Aku pasti sekarang lagi jadi bahan gosip. Setiap pagi Mamak Ndari selalu membangunkanku dengan teriakan yang sama.
"Udah jam delapan sekarang! Kalau kamu kaya gini terus, gimana kamu bisa cepet dapat suami kalau kamu malas-malasan kaya gini teru?"
Lagi-lagi aku menerima sindiran menohok dari mamakku tersayang. Setiap ada kesempatan, mamakku pasti membahas tentang suami, jodoh, pasangan, dan segala hal yang bertolak belakang dengan kehidupan jombloku saat ini.

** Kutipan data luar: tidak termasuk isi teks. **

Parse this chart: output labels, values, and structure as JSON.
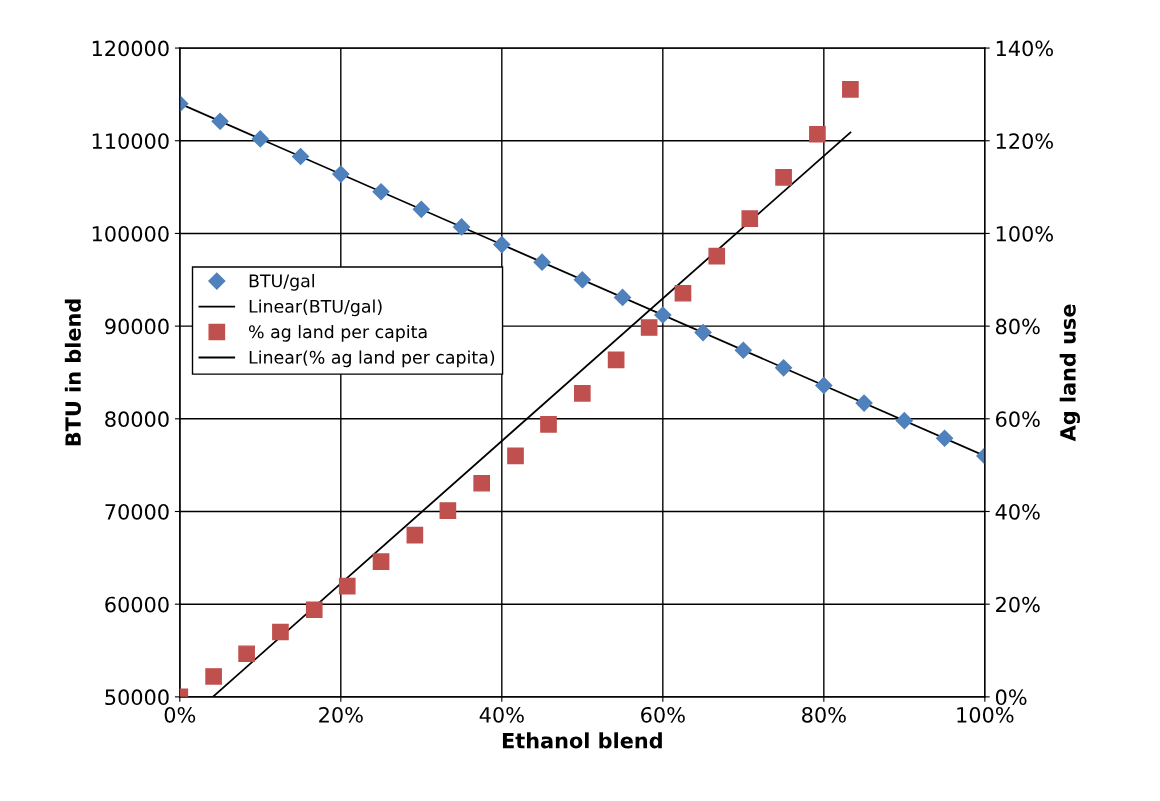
{
  "chart_data": {
    "type": "scatter",
    "xlabel": "Ethanol blend",
    "ylabel": "BTU in blend",
    "y2label": "Ag land use",
    "xlim": [
      0,
      100
    ],
    "xticks": [
      {
        "value": 0,
        "label": "0%"
      },
      {
        "value": 20,
        "label": "20%"
      },
      {
        "value": 40,
        "label": "40%"
      },
      {
        "value": 60,
        "label": "60%"
      },
      {
        "value": 80,
        "label": "80%"
      },
      {
        "value": 100,
        "label": "100%"
      }
    ],
    "ylim": [
      50000,
      120000
    ],
    "yticks": [
      50000,
      60000,
      70000,
      80000,
      90000,
      100000,
      110000,
      120000
    ],
    "y2lim": [
      0,
      140
    ],
    "y2ticks": [
      {
        "value": 0,
        "label": "0%"
      },
      {
        "value": 20,
        "label": "20%"
      },
      {
        "value": 40,
        "label": "40%"
      },
      {
        "value": 60,
        "label": "60%"
      },
      {
        "value": 80,
        "label": "80%"
      },
      {
        "value": 100,
        "label": "100%"
      },
      {
        "value": 120,
        "label": "120%"
      },
      {
        "value": 140,
        "label": "140%"
      }
    ],
    "grid": true,
    "legend": "left",
    "series": [
      {
        "name": "BTU/gal",
        "marker": "diamond",
        "color": "#4f81bd",
        "x": [
          0,
          5,
          10,
          15,
          20,
          25,
          30,
          35,
          40,
          45,
          50,
          55,
          60,
          65,
          70,
          75,
          80,
          85,
          90,
          95,
          100
        ],
        "values": [
          114000,
          112100,
          110200,
          108300,
          106400,
          104500,
          102600,
          100700,
          98800,
          96900,
          95000,
          93100,
          91200,
          89300,
          87400,
          85500,
          83600,
          81700,
          79800,
          77900,
          76000
        ]
      },
      {
        "name": "Linear(BTU/gal)",
        "type": "line",
        "color": "#000000",
        "x": [
          0,
          100
        ],
        "values": [
          114000,
          76000
        ]
      },
      {
        "name": "% ag land per capita",
        "marker": "square",
        "axis": "y2",
        "color": "#c0504d",
        "x": [
          0,
          4.2,
          8.3,
          12.5,
          16.7,
          20.8,
          25,
          29.2,
          33.3,
          37.5,
          41.7,
          45.8,
          50,
          54.2,
          58.3,
          62.5,
          66.7,
          70.8,
          75,
          79.2,
          83.3
        ],
        "values": [
          0,
          4.4,
          9.3,
          14,
          18.8,
          23.9,
          29.2,
          34.9,
          40.2,
          46.1,
          52,
          58.8,
          65.5,
          72.7,
          79.7,
          87.1,
          95.1,
          103.2,
          112.1,
          121.4,
          131.1
        ]
      },
      {
        "name": "Linear(% ag land per capita)",
        "type": "line",
        "axis": "y2",
        "color": "#000000",
        "x": [
          4.1,
          83.3
        ],
        "values": [
          0,
          121.8
        ]
      }
    ]
  }
}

Pengen banget rasanya aku ngobrak-abrik kaleng Khong Guan setiap kali mamakku membahas tentang suami. Emangnya kenapa kalau aku belum nikah? Aku masih cukup muda. Umurku BARU 29 tahun. Kalau aku mati sekarang, orang-orang pasti akan mengatakan kalau aku mati muda, kan? Itu artinya aku masih muda, kan? Kenapa mamakku selalu saja rewel dan mengatai usiaku yang sudah tua dan telat menikah.
"Buruan bersihin belek kamu itu! Mau sampai kapan kamu bengong di sini?" sentak Mamak Ndari.
"Iya, Mak!" ucapku dengan suara lirih dan sopan pada ibuku yang sebenarnya sudah keterlaluan itu. Daripada dosa dan jadi anak durhaka, aku tidak ingin mengikuti jejak Malin Kundang yang dikutuk menjadi batu.
Bisa kan bangunin aku dengan cara baik-baik? Ditepuk punggung atau ditepok bokong juga pasti aku bangun kok. Kenapa mamakku harus ngedrama banget pakai guyur air seember segala? Mamakku benar-benar mirip sama emak tiri antagonis yang ada di novel.
"Mama mau ke tempat laundry sekarang! Buruan mandi terus gosok gigi! Tiap hari kerjaan kamu rebahan main HP mulu!"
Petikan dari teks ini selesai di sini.